Quelle: Nadine Weigel

Marburg. Berge von Pommes, Reis mit undefinierbarer dicker Soße und ewig billiger Eisbergsalat - das war die Schulmensa von vorgestern. Die von gestern wusste bereits, dass sie etwas mehr Vielfalt bieten muss, die von heute bemüht sich um Ausgewogenheit und gesundes Essen, die Mensa von morgen soll das Beste zu einem bezahlbaren Preis bieten und das möglichst schnell und jeden Tag verlässlich. „Wir sind auf einem guten Weg, doch wenn wir maximale Erfolge erzielen wollen, müssen wir ganzheitlich planen“, sagt Karsten McGovern, Erster Kreisbeigeordneter und Schuldezernent. Er weiß: Die Reform des Bildungswesens in Richtung Ganztagsschule sowie Veränderungen im Lebensalltag von Familien rücken das Thema Schulverpflegung verstärkt ins Blickfeld.

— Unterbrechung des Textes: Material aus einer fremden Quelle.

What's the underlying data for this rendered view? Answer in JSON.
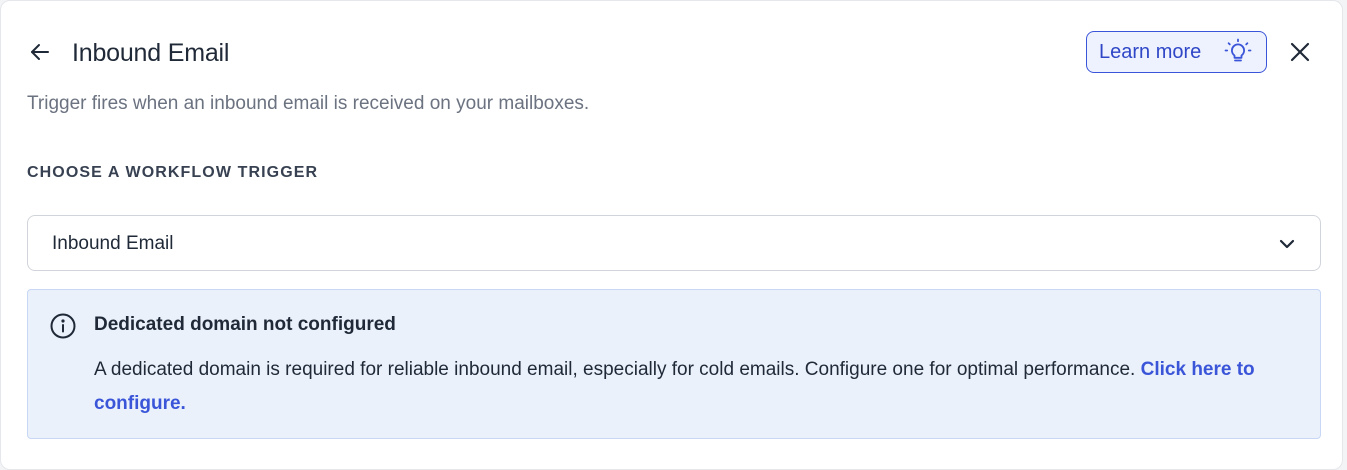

Der Landkreis ist als Schulträger verantwortlich für die Schulverpflegung. Und die steht und fällt mit der Akzeptanz der Schüler. Deshalb war es McGovern ein Anliegen, das Thema Schulverpflegung mit Vertretern jener Gruppen anzugehen, die davon Ahnung haben und die es schließlich nutzen sollen. So bildete sich ein Gremium aus Schülern, Lehrern. Eltern, Vertretern der Schulverwaltung, Caterern sowie Experten für die Bereiche Schulen und Gebäudemanagement, Jugend und Gesundheit. Darüber hinaus gewann McGovern als beratendes Mitglied Professor Volker Peinelt von der Hochschule Niederrhein, der ein ausgewiesener Fachmann im Bereich Ernährungswissenschaften ist. „Das Gremium vereint damit die wesentlichen Sichtweisen und Kompetenzen. Eine Notwendigkeit, um dem facettenreichen Thema Schulverpflegung gerecht zu werden“, so der Schuldezernent. Mittlerweile hat das Gremium zur Zukunft der Schulverpflegung umfangreiche Erläuterungen und Empfehlungen herausgearbeitet, praktisch einen Leitfaden für ein erfolgreiches Konzept.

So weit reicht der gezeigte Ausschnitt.